While there are some “universal” plug adapters that claim to cover many countries, these are generally for 2-prong plugs.  We needed a grounded 3-prong outlet for the laptops.  So we ordered separate adapters and found that seven different kinds were enough to cover all countries on the trip and we carried them in a small zippered pouch.

All of the above electronics fit into a single Eagle Creek cube, about as big as five folded shirts.

In addition to the above, we briefly flirted with a portable printer / camera with built-in printer.  This proved to be rarely used and far too heavy so we sent it home after Paris. 

Similarly, we bought an unlocked MiFi (?) wireless hotspot so we could in theory let all our WiFi devices share a single cellphone data line.  But once we saw the prices on these data plans in foreign countries we gave it up.  My cellphone also had a tether capability but we never used that again because of wireless data costs.  When you are uploading tons of photos, only broadband will do. 

The device I wish we had, but could not find or configure, would have let our laptop simultaneously connect to a hotel’s WiFi or Ethernet and allow our smartphones and iPhone and Kindles to participate in the background via a tiny local WiFi connection to the laptop. 

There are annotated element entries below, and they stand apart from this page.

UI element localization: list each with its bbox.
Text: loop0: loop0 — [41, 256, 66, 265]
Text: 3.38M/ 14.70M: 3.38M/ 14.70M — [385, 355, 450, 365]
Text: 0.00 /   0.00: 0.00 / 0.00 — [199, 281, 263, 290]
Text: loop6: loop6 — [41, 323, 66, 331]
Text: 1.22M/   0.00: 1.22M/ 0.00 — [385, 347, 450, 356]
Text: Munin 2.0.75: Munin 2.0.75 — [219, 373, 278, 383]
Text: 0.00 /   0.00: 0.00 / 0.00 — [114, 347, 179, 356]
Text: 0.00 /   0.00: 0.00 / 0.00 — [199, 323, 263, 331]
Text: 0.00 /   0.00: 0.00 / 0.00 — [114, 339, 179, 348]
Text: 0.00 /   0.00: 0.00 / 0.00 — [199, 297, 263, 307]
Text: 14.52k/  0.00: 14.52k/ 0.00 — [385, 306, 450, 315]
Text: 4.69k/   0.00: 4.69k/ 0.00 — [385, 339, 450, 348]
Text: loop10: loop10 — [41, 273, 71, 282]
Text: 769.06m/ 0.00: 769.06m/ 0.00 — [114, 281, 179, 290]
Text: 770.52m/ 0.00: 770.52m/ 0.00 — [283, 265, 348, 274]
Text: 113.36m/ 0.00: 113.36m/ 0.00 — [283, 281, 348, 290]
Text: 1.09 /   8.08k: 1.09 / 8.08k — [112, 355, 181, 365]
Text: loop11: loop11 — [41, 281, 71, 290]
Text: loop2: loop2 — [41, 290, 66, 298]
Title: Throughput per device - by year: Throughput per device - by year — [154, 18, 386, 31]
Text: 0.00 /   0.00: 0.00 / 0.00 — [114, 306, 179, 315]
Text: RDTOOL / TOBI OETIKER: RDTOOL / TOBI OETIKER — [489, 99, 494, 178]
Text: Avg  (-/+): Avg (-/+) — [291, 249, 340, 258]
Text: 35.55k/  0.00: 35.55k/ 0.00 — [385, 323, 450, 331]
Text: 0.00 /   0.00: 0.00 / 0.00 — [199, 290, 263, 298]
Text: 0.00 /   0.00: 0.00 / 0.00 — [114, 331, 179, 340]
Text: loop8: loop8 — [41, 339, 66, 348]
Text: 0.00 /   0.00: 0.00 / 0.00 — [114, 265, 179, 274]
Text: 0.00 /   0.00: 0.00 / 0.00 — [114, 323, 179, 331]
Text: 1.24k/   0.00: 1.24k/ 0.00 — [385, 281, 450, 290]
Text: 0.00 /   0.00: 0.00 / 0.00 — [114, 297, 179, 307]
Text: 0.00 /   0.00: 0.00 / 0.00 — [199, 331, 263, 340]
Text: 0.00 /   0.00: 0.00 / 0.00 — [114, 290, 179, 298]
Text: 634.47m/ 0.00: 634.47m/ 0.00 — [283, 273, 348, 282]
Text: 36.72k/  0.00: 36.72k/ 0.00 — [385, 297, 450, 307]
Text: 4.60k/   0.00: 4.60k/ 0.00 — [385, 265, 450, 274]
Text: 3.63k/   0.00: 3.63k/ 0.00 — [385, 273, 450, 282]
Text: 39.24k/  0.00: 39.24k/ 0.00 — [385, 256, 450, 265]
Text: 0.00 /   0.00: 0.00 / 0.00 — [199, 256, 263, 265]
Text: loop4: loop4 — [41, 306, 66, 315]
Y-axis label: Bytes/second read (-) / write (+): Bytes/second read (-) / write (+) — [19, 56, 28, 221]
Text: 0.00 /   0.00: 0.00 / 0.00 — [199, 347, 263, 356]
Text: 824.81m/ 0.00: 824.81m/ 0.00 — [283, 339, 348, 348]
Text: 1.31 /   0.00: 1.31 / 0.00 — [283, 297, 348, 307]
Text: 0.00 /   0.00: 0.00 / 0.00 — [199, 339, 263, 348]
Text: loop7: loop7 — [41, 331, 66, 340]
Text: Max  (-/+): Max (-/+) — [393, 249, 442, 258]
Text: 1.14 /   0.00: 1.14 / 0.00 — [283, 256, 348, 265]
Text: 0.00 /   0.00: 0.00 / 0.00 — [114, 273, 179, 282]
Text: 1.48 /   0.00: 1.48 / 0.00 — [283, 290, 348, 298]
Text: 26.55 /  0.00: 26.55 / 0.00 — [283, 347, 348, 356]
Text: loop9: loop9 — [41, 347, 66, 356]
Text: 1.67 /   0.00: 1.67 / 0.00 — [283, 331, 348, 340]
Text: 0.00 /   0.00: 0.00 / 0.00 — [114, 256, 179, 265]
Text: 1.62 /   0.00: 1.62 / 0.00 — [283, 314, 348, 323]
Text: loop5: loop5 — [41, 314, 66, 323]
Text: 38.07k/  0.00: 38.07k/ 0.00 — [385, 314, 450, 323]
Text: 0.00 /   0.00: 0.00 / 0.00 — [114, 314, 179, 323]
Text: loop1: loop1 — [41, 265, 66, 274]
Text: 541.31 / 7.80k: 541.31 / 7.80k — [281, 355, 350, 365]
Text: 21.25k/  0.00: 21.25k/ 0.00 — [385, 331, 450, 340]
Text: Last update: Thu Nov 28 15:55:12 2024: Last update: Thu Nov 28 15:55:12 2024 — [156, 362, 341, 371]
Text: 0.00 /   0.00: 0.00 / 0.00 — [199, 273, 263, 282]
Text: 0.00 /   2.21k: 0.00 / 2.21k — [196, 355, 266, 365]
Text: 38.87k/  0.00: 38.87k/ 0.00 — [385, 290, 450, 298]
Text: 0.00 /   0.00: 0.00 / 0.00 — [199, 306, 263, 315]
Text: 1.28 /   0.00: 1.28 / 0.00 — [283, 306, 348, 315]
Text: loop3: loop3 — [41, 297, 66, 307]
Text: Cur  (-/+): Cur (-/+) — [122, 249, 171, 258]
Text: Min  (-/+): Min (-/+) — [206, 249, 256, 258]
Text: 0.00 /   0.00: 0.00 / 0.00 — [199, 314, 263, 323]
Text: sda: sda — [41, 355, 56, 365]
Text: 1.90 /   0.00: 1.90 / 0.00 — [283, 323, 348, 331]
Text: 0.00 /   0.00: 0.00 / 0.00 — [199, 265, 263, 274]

Some hotels will let you connect many devices at once to a single WiFi account, but the majority restrict you to one device at any one time or even charge you for each added device.  We had to transfer data by cable in these cases or just wait for the next hotel.

How to maintain data security?  The majority of hotels do not require a different password for each guest which means anyone can get onto their network.  The kids had their own computers for the first time and were especially vulnerable to viruses.  Meanwhile we needed some degree of online banking and we would be using credit cards with random vendors all over the world.  The solution was:  put virus software on all machines, never use a kid computer for any credit card purchase or online financial transaction, set up a special credit card and small bank account and use them exclusively for travel expenses and purchases, so that if they were compromised then the damage would be contained; only access our main bank account from wired Ethernet or unique password protected WiFi.

Finally, we come to the website.  Here is the process to set this up:  (1) set up an account with a web host service – we used HostGator and happy with them; (2) use their CPanel web interface or call customer service to register an open domain name; (3) use their CPanel to install a WordPress blog for your domain; (4) use CPanel to set up email accounts for everyone with your own domain name and set up their various laptops and devices to pull down this email; (5) go to your WordPress account and use their Dashboard to choose the options for your blog; (6) go to Feedburner and set up an account that lets you maintain an RSS feed and email subscriber list; (7) most probably, you will want nicer graphics so you have to search online for a WordPress theme and pay a small fee.  We used Postcard from MooThemes and it was quite good – the graphics were perfect and there was plenty of flexibility.

From here, you will be working to configure options provided by your specific theme, adding  in other options provided by WordPress or by plug-ins to WordPress.  I had a really hard time finding a decent Gallery / Slideshow plug-in so no great suggestions there.  There are hooks to connect with photosharing sites and you can embed videos, but that did not work too well for us either since we shot video clips at high resolution but uploading big files to a sharing service takes a LONG time.   WordPress is busily trying to make this easier.  There was also a useful plug-in that we used to collect all of the Piggy blog posts onto a single page.  Lastly, it makes sense to set up a back-up for your website.  I did this manually by copying files to my hard drive, but there are plug-ins available to upload WordPress sites to Amazon S3 that are worth investigating.

In summary, it took a lot of work and planning to handle the portable electronics, phone and IT for the family plus maintain a website and backup a large number of raw photo files across a year of travel!

Hopefully the details recited here will be useful for others who face similar challenges.